As for the partition ml, you can only wait until the OS update to CentOS 8 is carried out, as no driver update will be done beforehand. As a workaround, you can do one of the following:

  • Exclude the pot3d benchmark.
  • Switch the partition (e.g. to partition alpha).

Slurm Bug

Wrong resource distribution

When working with multiple nodes on partition ml or alpha, the Slurm parameter $SLURM_NTASKS_PER_NODE does not work as intended when used in conjunction with mpirun.

Explanation

In the described case, when setting e.g. SLURM_NTASKS_PER_NODE=8 and calling mpirun, Slurm is not able to pass on the allocation settings correctly. With two nodes, this leads to a distribution of 15 processes on the first node and 1 process on the second node instead.
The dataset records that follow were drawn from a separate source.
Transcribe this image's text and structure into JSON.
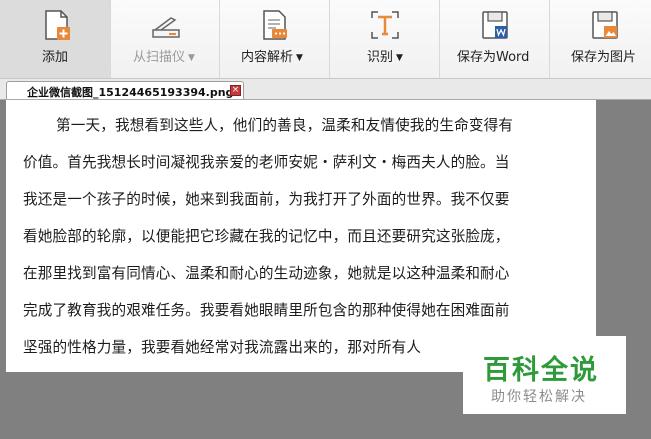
{
  "toolbar": {
    "items": [
      {
        "label": "添加",
        "icon": "add-document-icon",
        "has_caret": false
      },
      {
        "label": "从扫描仪",
        "icon": "scanner-icon",
        "has_caret": true
      },
      {
        "label": "内容解析",
        "icon": "content-parse-icon",
        "has_caret": true
      },
      {
        "label": "识别",
        "icon": "text-recognize-icon",
        "has_caret": true
      },
      {
        "label": "保存为Word",
        "icon": "save-word-icon",
        "has_caret": false
      },
      {
        "label": "保存为图片",
        "icon": "save-image-icon",
        "has_caret": false
      }
    ],
    "caret": "▼"
  },
  "tab": {
    "title": "企业微信截图_15124465193394.png",
    "close": "×"
  },
  "document": {
    "lines": [
      "第一天，我想看到这些人，他们的善良，温柔和友情使我的生命变得有",
      "价值。首先我想长时间凝视我亲爱的老师安妮・萨利文・梅西夫人的脸。当",
      "我还是一个孩子的时候，她来到我面前，为我打开了外面的世界。我不仅要",
      "看她脸部的轮廓，以便能把它珍藏在我的记忆中，而且还要研究这张脸庞，",
      "在那里找到富有同情心、温柔和耐心的生动迹象，她就是以这种温柔和耐心",
      "完成了教育我的艰难任务。我要看她眼睛里所包含的那种使得她在困难面前",
      "坚强的性格力量，我要看她经常对我流露出来的，那对所有人"
    ]
  },
  "watermark": {
    "main": "百科全说",
    "sub": "助你轻松解决"
  },
  "colors": {
    "accent_orange": "#e8893a",
    "word_blue": "#2b5faa",
    "watermark_green": "#2e9a3a",
    "viewer_gray": "#808080"
  }
}
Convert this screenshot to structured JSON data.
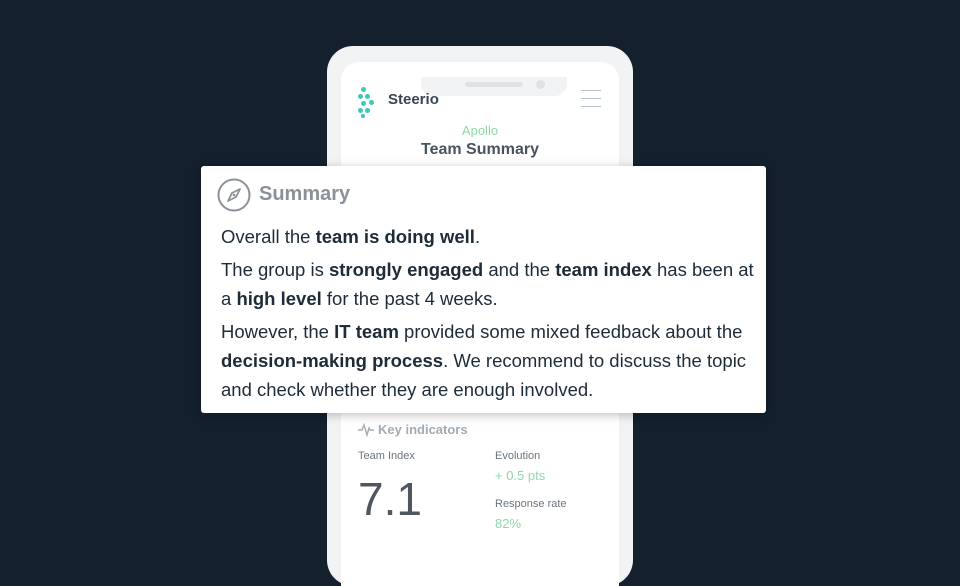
{
  "app": {
    "brand": "Steerio",
    "subtitle": "Apollo",
    "title": "Team Summary"
  },
  "summary_card": {
    "title": "Summary",
    "p1": {
      "a": "Overall the ",
      "b1": "team is doing well",
      "c": "."
    },
    "p2": {
      "a": "The group is ",
      "b1": "strongly engaged",
      "c": " and the ",
      "b2": "team index",
      "d": " has been at a ",
      "b3": "high level",
      "e": " for the past 4 weeks."
    },
    "p3": {
      "a": "However, the ",
      "b1": "IT team",
      "c": " provided some mixed feedback about the ",
      "b2": "decision-making process",
      "d": ". We recommend  to discuss the topic and check whether they are enough involved."
    }
  },
  "key_indicators": {
    "heading": "Key indicators",
    "team_index_label": "Team Index",
    "team_index_value": "7.1",
    "evolution_label": "Evolution",
    "evolution_value": "+ 0.5 pts",
    "response_rate_label": "Response rate",
    "response_rate_value": "82%"
  },
  "icons": {
    "logo": "steerio-logo-icon",
    "menu": "hamburger-menu-icon",
    "summary": "compass-icon",
    "key_indicators": "pulse-icon"
  },
  "colors": {
    "background": "#14202d",
    "accent_green": "#8fd9a8",
    "logo_teal": "#3cc9b5",
    "text_dark": "#1e2b38"
  }
}
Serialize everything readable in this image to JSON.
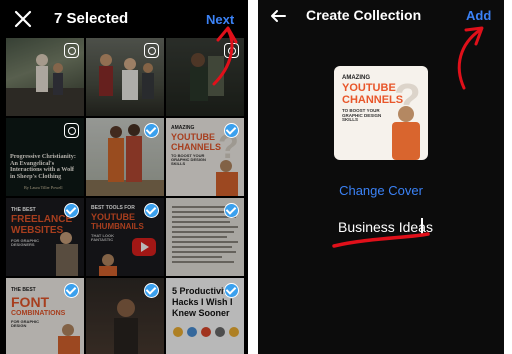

In fact, none of the proposed methods of Slurm's man page (like --distribution=plane=8) will give the result as intended in this case.

Workaround

  • Use srun instead of mpirun.
  • Use mpirun along with a rank-binding perl script (like mpirun -np <ranks> perl <bind.pl> <command>) as seen on the bottom of the configurations here and here in order to enforce the correct distribution of ranks as it was intended.

Benchmark Hangs Forever

The benchmark runs forever and produces a timeout.

Explanation

The reason for this is not known, however, it is caused by the flag -DSPEC_ACCEL_AWARE_MPI.

Workaround

Remove the flag -DSPEC_ACCEL_AWARE_MPI from the compiler options in your configuration file.

Other Issues

For any further issues you can consult SPEC's FAQ page, search through their known issues or contact their support.